2 – Le berger
Mais une question me taraudait à la vue de ce spectacle :
qu’en est-il de moi ?
Qu’ai-je fait de cette part de miséricorde que Dieu a déposée en moi ?
Alors que je marchais, encore habité par cette interrogation, j’aperçus un homme un peu à l’écart.
Je pensai d’abord que c’était le berger.
Je décidai d’aller le saluer… peut-être lui offrir un peu de chocolat.
Plus je m’approchais, plus j’étais troublé par la sérénité et la lumière qui se dégageaient de lui.
Une présence paisible.
Une évidence.
J’avais l’impression de l’avoir déjà croisé.

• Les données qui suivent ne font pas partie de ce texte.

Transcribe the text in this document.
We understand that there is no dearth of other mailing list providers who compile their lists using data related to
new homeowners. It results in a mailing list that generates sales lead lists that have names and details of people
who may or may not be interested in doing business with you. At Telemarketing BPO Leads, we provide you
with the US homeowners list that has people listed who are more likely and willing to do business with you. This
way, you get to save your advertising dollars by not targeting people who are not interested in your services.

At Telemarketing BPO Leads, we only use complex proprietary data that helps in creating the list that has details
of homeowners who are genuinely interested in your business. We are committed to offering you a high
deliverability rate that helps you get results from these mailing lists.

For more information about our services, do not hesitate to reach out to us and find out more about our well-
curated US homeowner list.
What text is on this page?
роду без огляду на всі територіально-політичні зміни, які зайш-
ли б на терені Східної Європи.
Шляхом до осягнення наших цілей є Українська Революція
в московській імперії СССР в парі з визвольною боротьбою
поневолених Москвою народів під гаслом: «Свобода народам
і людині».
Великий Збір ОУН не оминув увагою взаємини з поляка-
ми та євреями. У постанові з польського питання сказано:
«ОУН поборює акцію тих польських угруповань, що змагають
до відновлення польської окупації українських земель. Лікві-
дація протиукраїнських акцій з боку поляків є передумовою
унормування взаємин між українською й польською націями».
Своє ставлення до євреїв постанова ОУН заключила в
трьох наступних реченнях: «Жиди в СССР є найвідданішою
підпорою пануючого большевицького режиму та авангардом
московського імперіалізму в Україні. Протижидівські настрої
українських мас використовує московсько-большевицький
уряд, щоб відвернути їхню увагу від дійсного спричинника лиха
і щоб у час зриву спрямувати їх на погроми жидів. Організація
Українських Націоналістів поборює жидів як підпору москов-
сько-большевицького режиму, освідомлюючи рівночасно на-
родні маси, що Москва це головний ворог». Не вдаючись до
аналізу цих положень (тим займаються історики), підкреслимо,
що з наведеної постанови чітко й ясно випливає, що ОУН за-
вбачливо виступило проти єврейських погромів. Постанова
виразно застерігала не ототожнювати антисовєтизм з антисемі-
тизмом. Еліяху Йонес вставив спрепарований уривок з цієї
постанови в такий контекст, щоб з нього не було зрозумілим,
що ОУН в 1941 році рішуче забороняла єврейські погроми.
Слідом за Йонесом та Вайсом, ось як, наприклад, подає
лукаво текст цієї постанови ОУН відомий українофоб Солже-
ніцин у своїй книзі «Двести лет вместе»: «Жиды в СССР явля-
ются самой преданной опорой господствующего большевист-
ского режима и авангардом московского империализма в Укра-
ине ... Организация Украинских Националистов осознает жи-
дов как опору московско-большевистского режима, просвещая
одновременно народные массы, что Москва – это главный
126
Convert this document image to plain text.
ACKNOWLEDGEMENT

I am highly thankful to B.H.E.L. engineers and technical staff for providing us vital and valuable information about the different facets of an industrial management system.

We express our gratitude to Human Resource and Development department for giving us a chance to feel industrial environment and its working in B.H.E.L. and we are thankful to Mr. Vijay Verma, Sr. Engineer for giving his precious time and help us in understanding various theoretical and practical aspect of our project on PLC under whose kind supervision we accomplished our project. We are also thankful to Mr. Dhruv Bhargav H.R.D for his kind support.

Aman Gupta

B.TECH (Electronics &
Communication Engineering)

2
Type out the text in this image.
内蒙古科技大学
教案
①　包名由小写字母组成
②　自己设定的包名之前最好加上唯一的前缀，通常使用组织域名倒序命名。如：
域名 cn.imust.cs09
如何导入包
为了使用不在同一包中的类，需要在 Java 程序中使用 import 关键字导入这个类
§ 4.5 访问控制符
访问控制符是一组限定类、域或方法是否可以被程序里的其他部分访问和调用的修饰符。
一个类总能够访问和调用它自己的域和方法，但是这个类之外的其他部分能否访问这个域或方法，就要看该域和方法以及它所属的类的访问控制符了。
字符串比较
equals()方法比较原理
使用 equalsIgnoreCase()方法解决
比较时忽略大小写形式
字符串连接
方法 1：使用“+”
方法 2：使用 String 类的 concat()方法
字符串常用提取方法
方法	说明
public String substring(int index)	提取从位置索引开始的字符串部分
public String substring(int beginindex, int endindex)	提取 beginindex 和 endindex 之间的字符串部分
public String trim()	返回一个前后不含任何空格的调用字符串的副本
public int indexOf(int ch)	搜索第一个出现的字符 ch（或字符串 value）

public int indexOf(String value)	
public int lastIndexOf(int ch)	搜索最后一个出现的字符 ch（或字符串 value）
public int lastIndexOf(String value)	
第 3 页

Était-ce l’homme des rayons du soleil… peut-être.
À mon approche, son regard se tourna vers moi.
Un sourire radieux éclaira son visage.
- La Rahma ? me dit-il doucement.
Avait-il lu en moi mon questionnement ?
Je ressentais comme une transparence entre nos âmes.
- Oui… c’est exactement cela, répondis-je.
Je lui racontai la scène de la chèvre et de son petit.
La voix.
La détresse.
La réponse.
La tendresse.
Puis, les larmes aux yeux, je lui posai cette question qui brûlait en moi :
- Comment puis-je, à mon tour, devenir une miséricorde ?
Il essuya mes larmes d’un geste délicat.
Son regard se posa sur moi avec une douceur infinie.
Et il me dit :
« Chacun peut se porter candidat pour être un canal de la miséricorde de Dieu.
Il y a tant d’âmes égarées…
Tant de naufragés qui appellent en silence.
Ils cherchent une voix.
Un signe.
Une main tendue.
Tu as le droit d’être cette voix.
Tu as le droit d’être ce canal. »
Puis, dans un souffle à peine audible, il murmura :
« Par ici le chemin. Par ici le commencement. »
Ces mots ne désignaient pas une direction dans la montagne.
Ils indiquaient un passage intérieur.
Je repensai au petit chevreau.
Il avait suivi la voix… et il avait retrouvé la voie.
Oui.
Tout devenait limpide.
L’eau des montagnes donne vie à la vallée.
Mais pour irriguer les terres, elle doit passer par des canaux.
Petits, moyens ou grands… peu importe.
Ils ne retiennent pas l’eau.
Ils la laissent circuler.
Je compris alors que je devais simplement laisser passer l’eau.
Être un canal.
En laissant couler cette eau, je suis le premier à en être abreuvé.
Elle apaise ma soif.
Elle nettoie mon cœur.
Elle vivifie mon âme.
Quel soulagement.
Tout était clair désormais.
Louange à Dieu.
Je voulus remercier cet homme.
Mais il s’était déjà éloigné.
Il marchait paisiblement, comme porté par une lumière discrète.
Je me dis qu’il allait sûrement à la rencontre d’une autre âme en quête de réponses.
Qui sait…
Nos chemins se recroiseront peut-être.